With a toss of 261 feet and 7 inches, 18-year-old Trey Knight broke the national high school record in the hammer throw recently.

The record-breaking toss was his fifth of six attempts during a Super Thrower Track Club meet at the Concordia University Throws Center in Portland on Saturday, June 27. His massive throw broke the record of 260 feet, 5 inches, which was set in 2013 by 2016 U.S. Olympic trials winner Rudy Winkler.

“Once it left my hand, I knew it was a big throw,” Knight said, mentioning that he was “super pumped” to break the record. His previous best was 256 feet, 6 inches.

The throw was observed by multiple officials with the United States Track and Field governing body.
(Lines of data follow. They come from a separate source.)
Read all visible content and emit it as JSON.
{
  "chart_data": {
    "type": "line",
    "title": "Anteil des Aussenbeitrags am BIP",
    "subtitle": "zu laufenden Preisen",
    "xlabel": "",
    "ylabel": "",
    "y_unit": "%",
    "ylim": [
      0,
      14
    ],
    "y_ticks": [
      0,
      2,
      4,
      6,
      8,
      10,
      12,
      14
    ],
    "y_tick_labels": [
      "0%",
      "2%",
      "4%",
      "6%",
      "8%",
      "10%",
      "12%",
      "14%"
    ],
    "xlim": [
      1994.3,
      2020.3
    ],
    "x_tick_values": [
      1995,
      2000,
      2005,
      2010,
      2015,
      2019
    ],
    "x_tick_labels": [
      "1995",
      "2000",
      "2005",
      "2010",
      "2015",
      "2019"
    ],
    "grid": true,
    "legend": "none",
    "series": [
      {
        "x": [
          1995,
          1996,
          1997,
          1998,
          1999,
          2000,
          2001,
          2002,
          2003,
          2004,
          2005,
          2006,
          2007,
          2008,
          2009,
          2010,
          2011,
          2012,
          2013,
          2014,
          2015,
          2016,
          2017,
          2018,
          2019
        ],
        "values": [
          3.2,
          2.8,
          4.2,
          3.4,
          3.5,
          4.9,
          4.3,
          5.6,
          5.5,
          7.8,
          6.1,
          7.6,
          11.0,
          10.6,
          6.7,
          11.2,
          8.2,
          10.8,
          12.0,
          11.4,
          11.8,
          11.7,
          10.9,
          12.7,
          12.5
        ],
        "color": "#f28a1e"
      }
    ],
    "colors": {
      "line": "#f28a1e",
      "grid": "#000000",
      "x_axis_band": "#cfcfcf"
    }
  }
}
Knight said that the facility he made the throw in didn’t have many of the materials needed to authenticate the record throw right away. He had to wait until his hammer was weighed on Sunday for the throw to be confirmed and authenticated.

Since the hammer throw isn’t an event recognized by the Washington Interscholastic Activities Association (WIAA), Knight has been practicing the event outside of the Ridgefield High School Track and Field practice. During the school year, Knight said he got to practice the hammer toss two or three times a month due to schoolwork and other activities taking up time during his day.

However, due to the COVID-19 pandemic and many of Knight’s school related activities being canceled or moved online, he’s been able to practice throwing the hammer three times a week. Knight said his ability to make the record-breaking throw was helped by the extra time to train. “It would’ve been a lot harder to get the record if I had only been practicing two to three times a month,” he said. “There’s a lot of timing and rhythm involved and it’s hard to get it down consistently when you only practice a few times.”

Knight is set to go to school at the University of Southern California. Knight picked USC because he liked the team’s assistant throwing coach, Dan Lange, as well as being able to major in kinesthetics.

“My dream is to go to the Olympics in the hammer,” he said in a previous interview with The Reflector. “I feel like Dan Lange is the guy that can get me there.”